第46回日本集中治療医学会学術集会

講演情報

一般演題(口演)

終末期

[O143] 一般演題・口演143
終末期03

2019年3月3日(日) 10:35 〜 11:25 第12会場 (国立京都国際会館5F Room 510)

座長:住永 有梨(昭和大学病院 看護部)

[O143-2] 救急入院患者におけるDo-not-Attempt-Resuscitation: DNARの取得状況について

横山 俊樹1,2, 近藤 康博1, 木村 智樹1, 片岡 健介1, 松田 俊明1, 山野 泰彦1, 中島 義仁2, 市原 利彦2 (1.公立陶生病院 呼吸器・アレルギー疾患内科, 2.公立陶生病院 救急部)

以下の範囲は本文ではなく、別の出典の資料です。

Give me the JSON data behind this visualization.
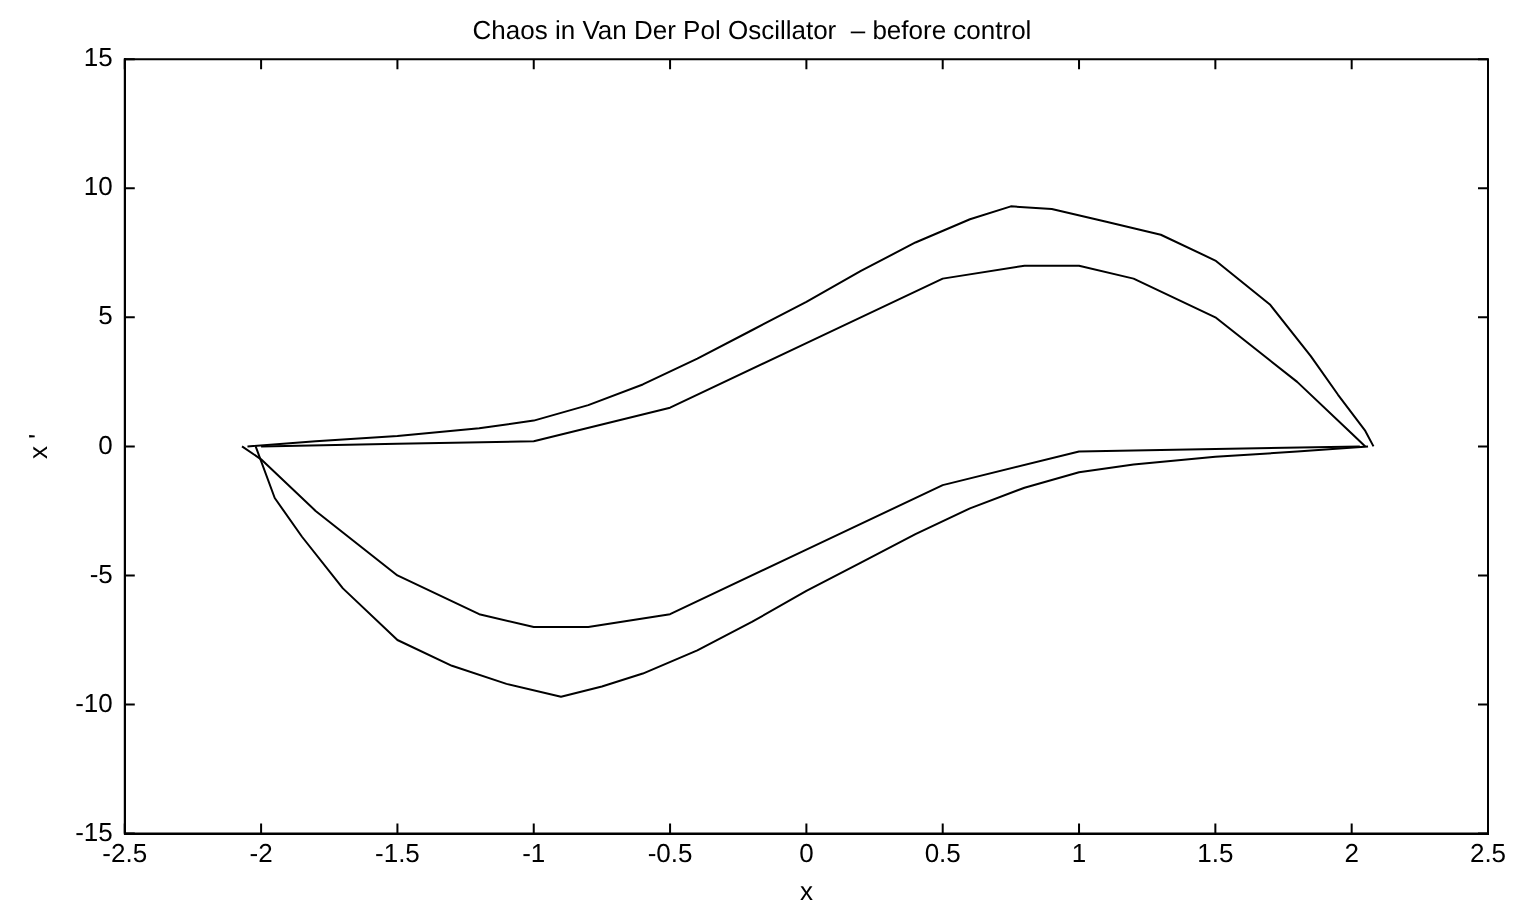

【背景】近年,高齢化とともに基礎疾患を持つ患者の増加が顕著となっており,患者背景に関わらず最善の治療や処置を行うべき救急・集中治療の領域においても様々な問題となることがある.2014年には救急・集中治療における終末期医療に関するガイドラインが提示され,2016年にはDo Not Attempt Resuscitation(DNAR)指示についての勧告がなされたが,十分に浸透しているとはいえない.市中病院である当院でも昨年度から臨床倫理チームを立ち上げ,DNAR指示の在り方について検討を行っている.【方法】単施設コホート研究.2017年4月~9月に当院の救急部門集中治療室(ER-ICU)に入室した患者のうち,入院前または入院後にDNARが取得されていた患者について後方視的検討を行い,同意取得状況,予後について検討を行った.【結果】期間中にER-ICUに入室した670名の患者のうち70名(年齢81.0±9.7歳)でDNARが取得されていた.入院契機疾患は呼吸器疾患が34名,消化器疾患が11名,心疾患が9名,敗血症が7名,脳血管障害が6名,その他3名だった.背景疾患では悪性腫瘍が15名,慢性呼吸器疾患が15名で最多だった.ER-ICU在室期間は2.0±0.2日,入院期間は31.1±3.8日だった.入院中死亡は21例,1年以内の死亡症例も含めると32例だった.ER-ICU入室中に施行された侵襲的治療としては44例で酸素療法,8例でNPPV,5例で気管挿管(手術時含む),6例で血管作動薬が施行されていた.DNAR取得時期については35名が入院前,35名が入院後に取得されていた.入院前に取得されたDNARは平均354±300日前に取得されていたが,14例では取得日不明の過去のものであった.入院後にDNARを取得された症例のうち,22例は入院当日に取得されていたが,13例は入院2日目以降(16±10日)で取得されていた.入院当日にDNARを取得した22例では主治医・家族間の合意をもとにDNAR指示が決定され,本人意思についての記載は診療録上に認められなかった.【考察・結語】救急入院患者のDNAR取得状況は様々な背景をもととするため,妥当性について慎重に検討する必要があるが,多くは主治医・家族間であわただしく決められていた.また一方で1年以上前のDNARに基づいて治療上限が定められている症例もあり,適切なプロセスを経た終末期医療ができているとは言えなかった.今後は当院でも臨床倫理チームを中心にDNAR指示の妥当性について適正化していく必要があると考えられた。